John Jason Jordan johnxj at comcast.net
Wed Oct 11 22:33:29 UTC 2006


On Wed, 11 Oct 2006 14:23:35 -0700
"Richard C. Steffens" <rsteff at comcast.net> dijo:

> X-CD-Roast successfully burned an audio CD for me with minimal effort on 
> my part. Plays fine in our boom-box. I will deprecate K3B in favor of 
> X-CD-Roast.

I'm sure X-CD-Roast is a wonderful program. Considering the strong
recommendation above, I installed it. Fifteen minutes later I
uninstalled it.

Why? Well, for starters, it insisted that I launch it first as root to
configure it.
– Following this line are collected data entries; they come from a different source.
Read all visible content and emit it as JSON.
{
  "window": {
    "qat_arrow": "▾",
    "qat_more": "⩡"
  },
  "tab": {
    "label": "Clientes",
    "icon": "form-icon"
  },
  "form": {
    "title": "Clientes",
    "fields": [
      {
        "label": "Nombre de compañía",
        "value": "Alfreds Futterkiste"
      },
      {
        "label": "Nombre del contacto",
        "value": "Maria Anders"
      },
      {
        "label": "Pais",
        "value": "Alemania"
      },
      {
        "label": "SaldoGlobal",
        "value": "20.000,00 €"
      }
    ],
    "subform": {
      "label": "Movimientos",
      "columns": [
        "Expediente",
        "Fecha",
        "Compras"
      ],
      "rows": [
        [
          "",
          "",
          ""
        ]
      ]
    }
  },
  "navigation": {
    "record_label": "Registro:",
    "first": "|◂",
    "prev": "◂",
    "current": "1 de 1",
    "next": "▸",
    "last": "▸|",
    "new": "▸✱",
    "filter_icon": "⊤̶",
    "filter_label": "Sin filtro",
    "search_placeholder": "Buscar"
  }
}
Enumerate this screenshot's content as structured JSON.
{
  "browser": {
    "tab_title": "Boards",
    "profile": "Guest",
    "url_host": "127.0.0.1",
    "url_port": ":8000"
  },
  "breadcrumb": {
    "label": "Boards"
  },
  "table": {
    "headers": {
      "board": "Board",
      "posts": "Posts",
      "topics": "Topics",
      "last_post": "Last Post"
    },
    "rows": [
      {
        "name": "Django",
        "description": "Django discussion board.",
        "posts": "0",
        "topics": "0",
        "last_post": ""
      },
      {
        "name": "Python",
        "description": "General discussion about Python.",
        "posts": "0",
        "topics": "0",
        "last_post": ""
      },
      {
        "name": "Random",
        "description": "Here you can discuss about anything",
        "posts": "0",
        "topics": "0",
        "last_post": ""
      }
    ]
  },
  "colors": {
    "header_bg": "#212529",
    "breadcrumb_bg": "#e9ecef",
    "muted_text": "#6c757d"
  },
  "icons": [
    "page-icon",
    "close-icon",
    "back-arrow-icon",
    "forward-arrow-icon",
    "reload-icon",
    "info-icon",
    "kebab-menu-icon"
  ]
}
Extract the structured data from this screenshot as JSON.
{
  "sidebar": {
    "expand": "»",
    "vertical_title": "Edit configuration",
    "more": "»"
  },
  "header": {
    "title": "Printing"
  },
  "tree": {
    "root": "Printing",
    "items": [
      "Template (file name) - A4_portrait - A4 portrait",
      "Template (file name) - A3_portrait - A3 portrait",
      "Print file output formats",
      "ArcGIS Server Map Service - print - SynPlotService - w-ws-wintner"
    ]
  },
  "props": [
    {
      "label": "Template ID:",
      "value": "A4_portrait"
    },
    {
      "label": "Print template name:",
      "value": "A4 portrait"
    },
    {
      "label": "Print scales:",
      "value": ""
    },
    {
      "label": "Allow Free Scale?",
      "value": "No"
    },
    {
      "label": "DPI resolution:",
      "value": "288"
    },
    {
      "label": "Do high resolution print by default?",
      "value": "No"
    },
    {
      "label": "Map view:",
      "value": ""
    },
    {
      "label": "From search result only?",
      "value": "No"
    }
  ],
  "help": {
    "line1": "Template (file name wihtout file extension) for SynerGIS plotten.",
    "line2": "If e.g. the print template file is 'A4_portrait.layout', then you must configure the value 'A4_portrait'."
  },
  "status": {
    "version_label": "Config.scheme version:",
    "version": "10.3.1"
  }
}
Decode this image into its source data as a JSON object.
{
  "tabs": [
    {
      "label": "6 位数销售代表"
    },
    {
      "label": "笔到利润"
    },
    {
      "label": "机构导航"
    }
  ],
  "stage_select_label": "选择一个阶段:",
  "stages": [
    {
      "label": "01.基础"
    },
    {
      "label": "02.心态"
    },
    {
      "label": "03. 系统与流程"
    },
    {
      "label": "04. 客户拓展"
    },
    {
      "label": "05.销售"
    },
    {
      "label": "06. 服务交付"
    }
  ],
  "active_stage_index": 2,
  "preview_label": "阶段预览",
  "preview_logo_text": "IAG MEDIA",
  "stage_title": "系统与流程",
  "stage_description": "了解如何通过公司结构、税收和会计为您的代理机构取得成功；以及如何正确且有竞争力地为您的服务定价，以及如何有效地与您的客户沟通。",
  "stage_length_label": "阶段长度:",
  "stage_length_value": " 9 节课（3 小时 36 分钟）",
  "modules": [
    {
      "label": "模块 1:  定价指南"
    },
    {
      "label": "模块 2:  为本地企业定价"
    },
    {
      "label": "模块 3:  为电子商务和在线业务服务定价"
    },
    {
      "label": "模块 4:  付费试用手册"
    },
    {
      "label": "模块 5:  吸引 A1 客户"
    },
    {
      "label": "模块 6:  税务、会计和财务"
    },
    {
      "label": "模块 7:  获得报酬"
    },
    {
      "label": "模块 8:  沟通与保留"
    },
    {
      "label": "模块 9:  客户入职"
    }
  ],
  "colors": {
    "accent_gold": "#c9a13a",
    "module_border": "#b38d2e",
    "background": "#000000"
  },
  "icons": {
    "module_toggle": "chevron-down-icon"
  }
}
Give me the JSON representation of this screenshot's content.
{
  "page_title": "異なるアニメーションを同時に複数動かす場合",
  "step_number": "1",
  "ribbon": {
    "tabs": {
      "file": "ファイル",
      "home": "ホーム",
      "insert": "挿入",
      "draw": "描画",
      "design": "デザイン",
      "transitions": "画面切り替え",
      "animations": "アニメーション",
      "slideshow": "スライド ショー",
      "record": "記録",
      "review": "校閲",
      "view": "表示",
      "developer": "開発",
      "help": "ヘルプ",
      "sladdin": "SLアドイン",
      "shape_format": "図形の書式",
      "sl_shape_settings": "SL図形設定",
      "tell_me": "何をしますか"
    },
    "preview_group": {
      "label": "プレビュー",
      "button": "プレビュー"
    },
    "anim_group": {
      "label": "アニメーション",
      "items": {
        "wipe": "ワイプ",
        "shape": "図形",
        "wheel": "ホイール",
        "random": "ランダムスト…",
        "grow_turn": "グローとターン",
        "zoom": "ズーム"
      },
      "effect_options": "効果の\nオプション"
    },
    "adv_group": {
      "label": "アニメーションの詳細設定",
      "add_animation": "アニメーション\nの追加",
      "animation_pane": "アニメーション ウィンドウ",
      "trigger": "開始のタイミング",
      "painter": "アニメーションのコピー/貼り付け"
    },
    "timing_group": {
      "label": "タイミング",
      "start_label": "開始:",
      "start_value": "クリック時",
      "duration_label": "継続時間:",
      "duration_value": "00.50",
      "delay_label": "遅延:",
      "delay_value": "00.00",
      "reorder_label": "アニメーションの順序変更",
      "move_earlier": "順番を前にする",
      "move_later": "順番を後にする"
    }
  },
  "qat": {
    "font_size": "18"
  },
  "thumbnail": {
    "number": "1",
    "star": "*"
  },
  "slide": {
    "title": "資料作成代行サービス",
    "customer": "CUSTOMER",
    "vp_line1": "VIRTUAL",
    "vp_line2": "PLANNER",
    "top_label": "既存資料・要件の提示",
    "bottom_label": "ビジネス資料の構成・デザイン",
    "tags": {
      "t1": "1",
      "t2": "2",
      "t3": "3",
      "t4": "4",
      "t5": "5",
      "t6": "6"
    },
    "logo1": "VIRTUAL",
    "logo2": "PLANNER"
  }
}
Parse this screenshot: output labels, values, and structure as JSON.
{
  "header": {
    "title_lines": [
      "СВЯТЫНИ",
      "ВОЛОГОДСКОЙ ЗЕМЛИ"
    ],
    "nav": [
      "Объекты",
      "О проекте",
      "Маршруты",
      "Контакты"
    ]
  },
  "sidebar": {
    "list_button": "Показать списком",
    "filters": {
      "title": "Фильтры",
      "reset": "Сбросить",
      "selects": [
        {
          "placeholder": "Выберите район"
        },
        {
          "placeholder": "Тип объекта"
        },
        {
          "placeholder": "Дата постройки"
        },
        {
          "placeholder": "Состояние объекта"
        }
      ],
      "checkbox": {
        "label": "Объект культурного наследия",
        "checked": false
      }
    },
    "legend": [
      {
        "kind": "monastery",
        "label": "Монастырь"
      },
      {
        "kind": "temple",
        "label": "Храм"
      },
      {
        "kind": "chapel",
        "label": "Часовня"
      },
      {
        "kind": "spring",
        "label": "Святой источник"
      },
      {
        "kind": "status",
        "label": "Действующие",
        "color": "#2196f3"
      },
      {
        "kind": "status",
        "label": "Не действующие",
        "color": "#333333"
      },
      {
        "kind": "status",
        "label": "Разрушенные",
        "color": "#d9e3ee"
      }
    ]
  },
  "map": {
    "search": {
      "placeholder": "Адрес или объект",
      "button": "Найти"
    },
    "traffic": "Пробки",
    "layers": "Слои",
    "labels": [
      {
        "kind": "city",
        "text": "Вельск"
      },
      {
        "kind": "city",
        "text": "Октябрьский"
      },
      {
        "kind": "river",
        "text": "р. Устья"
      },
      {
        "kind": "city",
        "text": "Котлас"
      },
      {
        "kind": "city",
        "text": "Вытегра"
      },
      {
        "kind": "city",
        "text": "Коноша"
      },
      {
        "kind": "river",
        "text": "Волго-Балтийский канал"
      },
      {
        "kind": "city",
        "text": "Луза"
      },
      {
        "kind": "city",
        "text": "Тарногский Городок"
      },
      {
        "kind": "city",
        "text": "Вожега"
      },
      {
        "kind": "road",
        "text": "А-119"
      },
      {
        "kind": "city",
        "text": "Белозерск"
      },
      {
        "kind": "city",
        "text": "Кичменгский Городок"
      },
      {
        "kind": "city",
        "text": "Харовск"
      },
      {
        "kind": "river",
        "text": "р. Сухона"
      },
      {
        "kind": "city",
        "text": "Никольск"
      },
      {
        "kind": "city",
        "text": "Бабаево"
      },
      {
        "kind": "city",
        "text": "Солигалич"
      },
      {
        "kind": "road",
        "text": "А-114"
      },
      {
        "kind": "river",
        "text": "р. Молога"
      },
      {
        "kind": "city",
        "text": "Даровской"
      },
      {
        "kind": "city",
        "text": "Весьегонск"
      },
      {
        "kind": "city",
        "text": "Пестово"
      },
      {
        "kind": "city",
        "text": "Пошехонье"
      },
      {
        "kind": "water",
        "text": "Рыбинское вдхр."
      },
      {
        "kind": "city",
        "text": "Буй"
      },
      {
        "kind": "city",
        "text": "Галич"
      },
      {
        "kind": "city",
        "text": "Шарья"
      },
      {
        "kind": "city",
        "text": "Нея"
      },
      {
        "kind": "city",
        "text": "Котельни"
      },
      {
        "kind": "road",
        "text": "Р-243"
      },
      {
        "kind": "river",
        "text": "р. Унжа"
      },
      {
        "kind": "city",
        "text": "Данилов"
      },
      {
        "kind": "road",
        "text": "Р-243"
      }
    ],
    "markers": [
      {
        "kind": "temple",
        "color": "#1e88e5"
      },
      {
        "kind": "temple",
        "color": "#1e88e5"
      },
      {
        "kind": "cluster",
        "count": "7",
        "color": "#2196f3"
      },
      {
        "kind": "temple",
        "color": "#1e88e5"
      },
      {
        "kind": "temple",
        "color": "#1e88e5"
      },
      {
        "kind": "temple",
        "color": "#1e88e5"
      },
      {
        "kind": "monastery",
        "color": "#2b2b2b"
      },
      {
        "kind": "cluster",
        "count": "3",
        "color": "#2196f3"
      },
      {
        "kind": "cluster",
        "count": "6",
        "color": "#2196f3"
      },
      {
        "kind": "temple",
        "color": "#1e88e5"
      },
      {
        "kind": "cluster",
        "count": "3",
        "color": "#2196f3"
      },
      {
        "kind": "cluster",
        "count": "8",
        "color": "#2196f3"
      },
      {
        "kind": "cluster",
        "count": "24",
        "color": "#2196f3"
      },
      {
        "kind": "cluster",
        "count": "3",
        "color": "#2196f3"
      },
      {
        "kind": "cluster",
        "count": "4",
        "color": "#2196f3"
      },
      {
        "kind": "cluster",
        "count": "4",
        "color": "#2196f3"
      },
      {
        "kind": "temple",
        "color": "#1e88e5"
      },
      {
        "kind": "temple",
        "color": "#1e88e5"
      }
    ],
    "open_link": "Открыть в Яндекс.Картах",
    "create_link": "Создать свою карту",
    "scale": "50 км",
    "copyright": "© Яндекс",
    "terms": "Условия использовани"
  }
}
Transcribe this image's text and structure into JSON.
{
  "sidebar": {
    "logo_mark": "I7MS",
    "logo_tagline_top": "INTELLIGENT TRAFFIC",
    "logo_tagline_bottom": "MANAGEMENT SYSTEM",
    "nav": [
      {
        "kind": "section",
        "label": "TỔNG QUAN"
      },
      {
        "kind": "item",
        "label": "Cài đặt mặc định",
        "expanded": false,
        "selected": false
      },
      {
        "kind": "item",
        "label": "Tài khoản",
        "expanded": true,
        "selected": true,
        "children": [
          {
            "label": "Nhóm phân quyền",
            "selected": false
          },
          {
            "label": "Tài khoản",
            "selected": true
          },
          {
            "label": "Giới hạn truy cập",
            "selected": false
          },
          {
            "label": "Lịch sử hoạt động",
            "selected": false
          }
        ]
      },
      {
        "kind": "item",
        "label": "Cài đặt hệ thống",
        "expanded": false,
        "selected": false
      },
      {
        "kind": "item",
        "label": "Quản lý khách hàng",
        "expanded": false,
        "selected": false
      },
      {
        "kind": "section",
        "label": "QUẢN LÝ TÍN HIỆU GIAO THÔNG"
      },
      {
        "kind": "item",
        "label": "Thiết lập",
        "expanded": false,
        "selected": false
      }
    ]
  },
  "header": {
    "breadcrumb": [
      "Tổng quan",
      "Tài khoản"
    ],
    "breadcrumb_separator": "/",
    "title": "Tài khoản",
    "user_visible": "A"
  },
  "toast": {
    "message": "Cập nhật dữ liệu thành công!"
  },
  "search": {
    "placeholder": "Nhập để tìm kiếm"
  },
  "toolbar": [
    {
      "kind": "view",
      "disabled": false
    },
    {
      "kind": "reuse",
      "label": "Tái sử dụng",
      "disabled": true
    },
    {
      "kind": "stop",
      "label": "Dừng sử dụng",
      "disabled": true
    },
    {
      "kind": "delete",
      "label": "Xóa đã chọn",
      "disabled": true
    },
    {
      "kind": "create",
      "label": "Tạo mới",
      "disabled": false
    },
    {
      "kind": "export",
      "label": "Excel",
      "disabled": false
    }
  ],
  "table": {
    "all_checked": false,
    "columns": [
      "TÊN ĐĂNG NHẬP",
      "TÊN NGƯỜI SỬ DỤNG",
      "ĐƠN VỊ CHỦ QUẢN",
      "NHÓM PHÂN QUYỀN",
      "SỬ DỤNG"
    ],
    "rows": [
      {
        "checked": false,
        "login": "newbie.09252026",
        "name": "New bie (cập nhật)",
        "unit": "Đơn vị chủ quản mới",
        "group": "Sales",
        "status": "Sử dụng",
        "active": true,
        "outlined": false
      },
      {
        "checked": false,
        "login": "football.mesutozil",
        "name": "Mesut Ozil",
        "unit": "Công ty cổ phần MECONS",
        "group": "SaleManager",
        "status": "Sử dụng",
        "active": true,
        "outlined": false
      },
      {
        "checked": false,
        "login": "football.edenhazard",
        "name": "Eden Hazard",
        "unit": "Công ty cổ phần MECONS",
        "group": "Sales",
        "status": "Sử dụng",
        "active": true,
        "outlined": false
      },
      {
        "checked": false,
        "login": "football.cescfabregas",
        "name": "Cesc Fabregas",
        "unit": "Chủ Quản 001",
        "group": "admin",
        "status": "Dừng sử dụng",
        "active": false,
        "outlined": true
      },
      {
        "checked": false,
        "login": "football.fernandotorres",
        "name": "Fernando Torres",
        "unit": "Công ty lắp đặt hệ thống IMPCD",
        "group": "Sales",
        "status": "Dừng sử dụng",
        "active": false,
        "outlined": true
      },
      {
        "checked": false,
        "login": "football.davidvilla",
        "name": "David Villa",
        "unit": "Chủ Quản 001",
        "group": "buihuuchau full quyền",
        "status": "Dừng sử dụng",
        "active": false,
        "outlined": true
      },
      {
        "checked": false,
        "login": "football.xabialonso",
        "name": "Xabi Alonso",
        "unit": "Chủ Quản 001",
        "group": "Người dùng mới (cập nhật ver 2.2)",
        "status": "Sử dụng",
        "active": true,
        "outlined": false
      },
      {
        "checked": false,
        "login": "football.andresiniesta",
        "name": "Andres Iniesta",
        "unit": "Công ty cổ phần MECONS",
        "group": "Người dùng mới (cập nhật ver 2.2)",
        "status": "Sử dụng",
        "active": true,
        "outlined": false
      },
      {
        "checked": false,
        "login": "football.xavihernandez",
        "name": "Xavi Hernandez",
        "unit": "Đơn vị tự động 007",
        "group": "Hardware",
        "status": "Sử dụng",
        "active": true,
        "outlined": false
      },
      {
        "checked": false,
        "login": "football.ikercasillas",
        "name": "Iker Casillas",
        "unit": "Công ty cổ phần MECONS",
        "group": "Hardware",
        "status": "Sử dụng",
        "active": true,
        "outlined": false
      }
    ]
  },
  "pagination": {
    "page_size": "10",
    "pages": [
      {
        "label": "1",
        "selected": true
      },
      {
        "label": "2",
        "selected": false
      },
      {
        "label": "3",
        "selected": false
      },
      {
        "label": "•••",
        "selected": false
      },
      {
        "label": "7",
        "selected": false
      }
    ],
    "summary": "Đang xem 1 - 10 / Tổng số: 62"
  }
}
I did so, and there was a button to start it so that any
user could launch it. I did so. Then there was a button to go ahead and
launch it. I clicked on it and it launched it, but insisted that there
was no configuration file. After a while I found the config settings
and told it to save them. Then I exited and restarted, whereupon it
repeated that there was no config file. After three attempts I finally
got it to launch without that error message.

Then I put a CD in the drive and told it to duplicate it, whereupon it
told me that it could not find any CD drives. I told it to rescan and
it still couldn't find the CD drive. Finally I added it manually. It
took a lot more fiddling around, but eventually I came to the
conclusion that it is not able to see my CD-DVD R+W drive. Oddly, when
I told it manually that the device was /dev/hdc it found the stuff
identifying the manufacturer and model number (or what looked like a
manufacturer and model number). I can put a CD in the drive, the drive
whirs, Nautilus pops up a window, but X-CD-Roast says the drive is
empty. It shows an icon for the drive and everything, it just can't
read it. Also the Eject button doesn't work, more evidence that there
is a fundamental problem.

So, back to K3b and Gnomebaker. They read/write to the drive just fine.